A organização se dedica a realizar parcerias com universidades, ONGs e grupos de pesquisadores para desenvolver métodos de tratamento de doenças que ficam fora do escopo da indústria farmacêutica. No dia 20 de outubro, a DNDi recebeu o prêmio Príncipe das Astúrias pelo seu trabalho na busca por soluções a respeito de enfermidades como leishmaniose, doença de chagas, HIV pediátrico e hepatite C. No momento, a organização, entre outros projetos, tem uma parceria com a Fiocruz para desenvolver métodos de prevenção a dengue.

“Desde a criação da DNDi, já disponibilizamos 12 tratamentos para seis doenças fatais, o que nos permitiu salvar milhões de vidas. Tudo isso só foi possível graças ao nosso modelo operativo baseado em parcerias. A DNDi é uma organização de P&D virtual, sem laboratórios ou fábricas. Portanto, todo o trabalho é feito com parceiros que detêm a infraestrutura necessária para as pesquisas”, contou Pizarro.

No momento, a organização se dedica a inovar no tratamento da Doença de Chagas, endêmica no sul global e em áreas frequentemente distantes das melhores infraestruturas de saúde.

“A doença de Chagas afeta mais de 6 milhões de pessoas no mundo e é endêmica em 21 países na América Latina, onde estão a maioria dos infectados. Na região, ocorrem cerca de 10 mil mortes devido à doença por ano. Atualmente, só existem dois medicamentos contra a doença, descobertos há mais de 50 anos, cuja eficácia diminui quanto maior o tempo que a pessoa convive com a infecção. Ambos devem ser tomados por oito semanas e podem provocar efeitos colaterais, o que dificulta a continuidade do tratamento pelos pacientes”, contou.

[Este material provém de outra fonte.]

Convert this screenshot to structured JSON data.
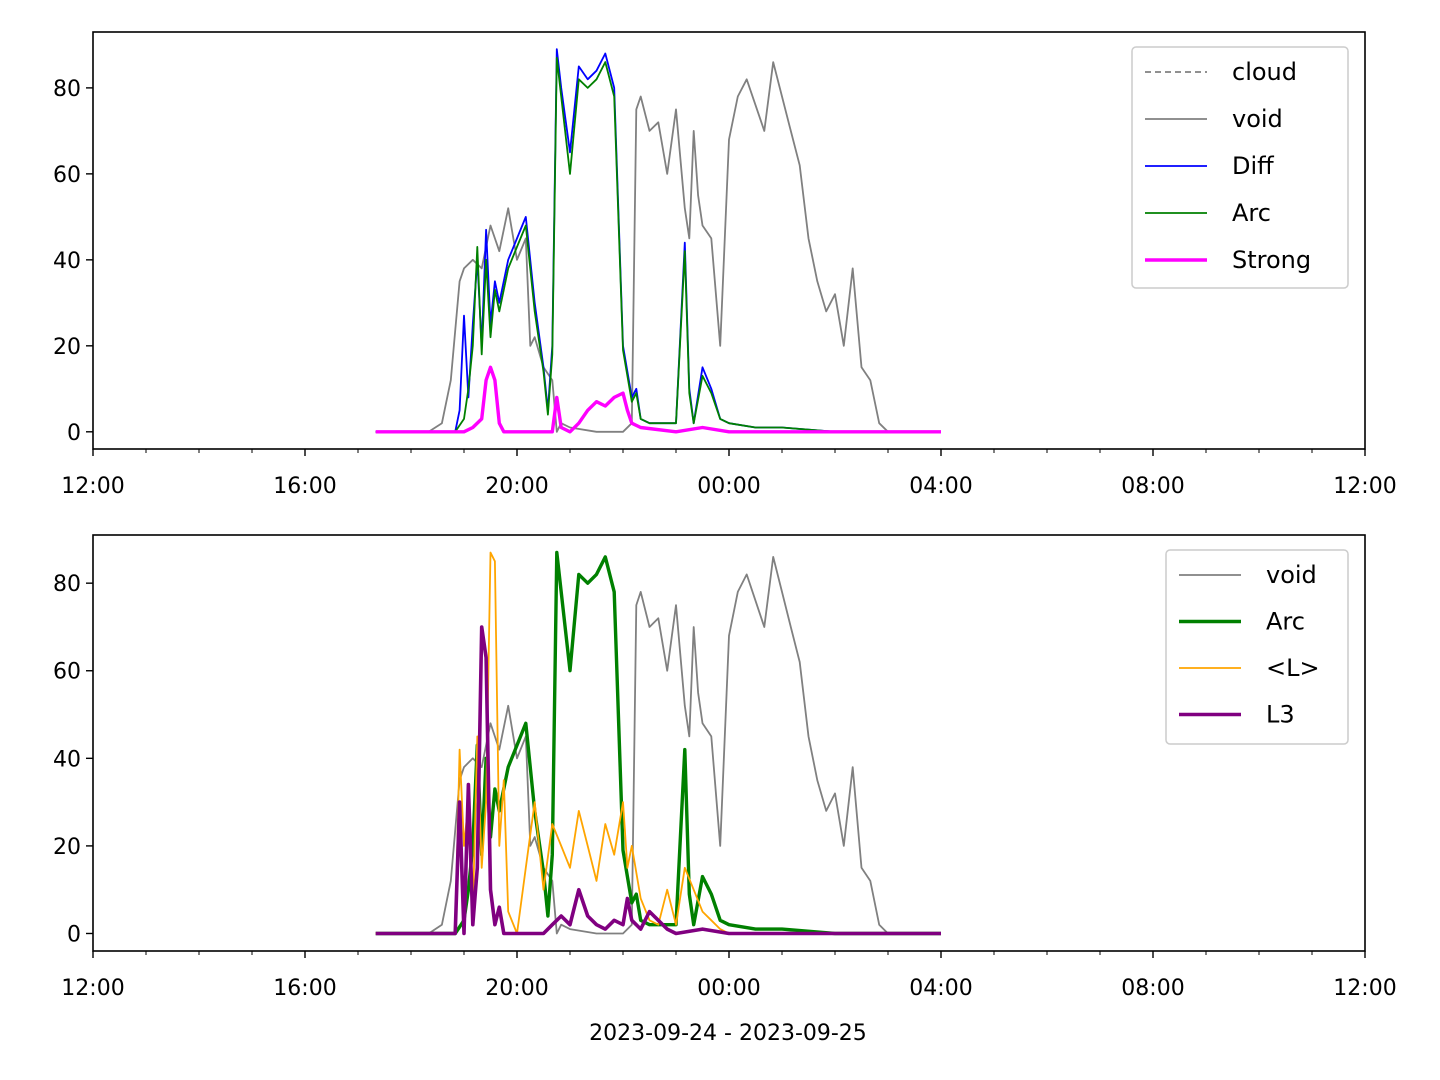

A partir das falas de Luis Pizarro, podemos entender o tema das doenças negligenciadas como uma boa ilustração dos dilemas por que a humanidade passa no momento. Entre as necessidades das massas de pessoas comuns e a ganância de grandes grupos econômicos com influência cada vez mais agressiva dentro de aparelhos de Estado, opta-se pelo desfinanciamento de políticas públicas fundamentais. Assim, reforça-se um modelo econômico que tem levado não só as economias, mas o próprio planeta ao colapso. E o meio ambiento é aspecto cada vez mais decisivo para o aparecimento ou até reaparecimento de doenças. Em suma, há condições de combater com sobras doenças como as que são alvo do esforço do DNDi; falta “apenas” a sua priorização nas agendas.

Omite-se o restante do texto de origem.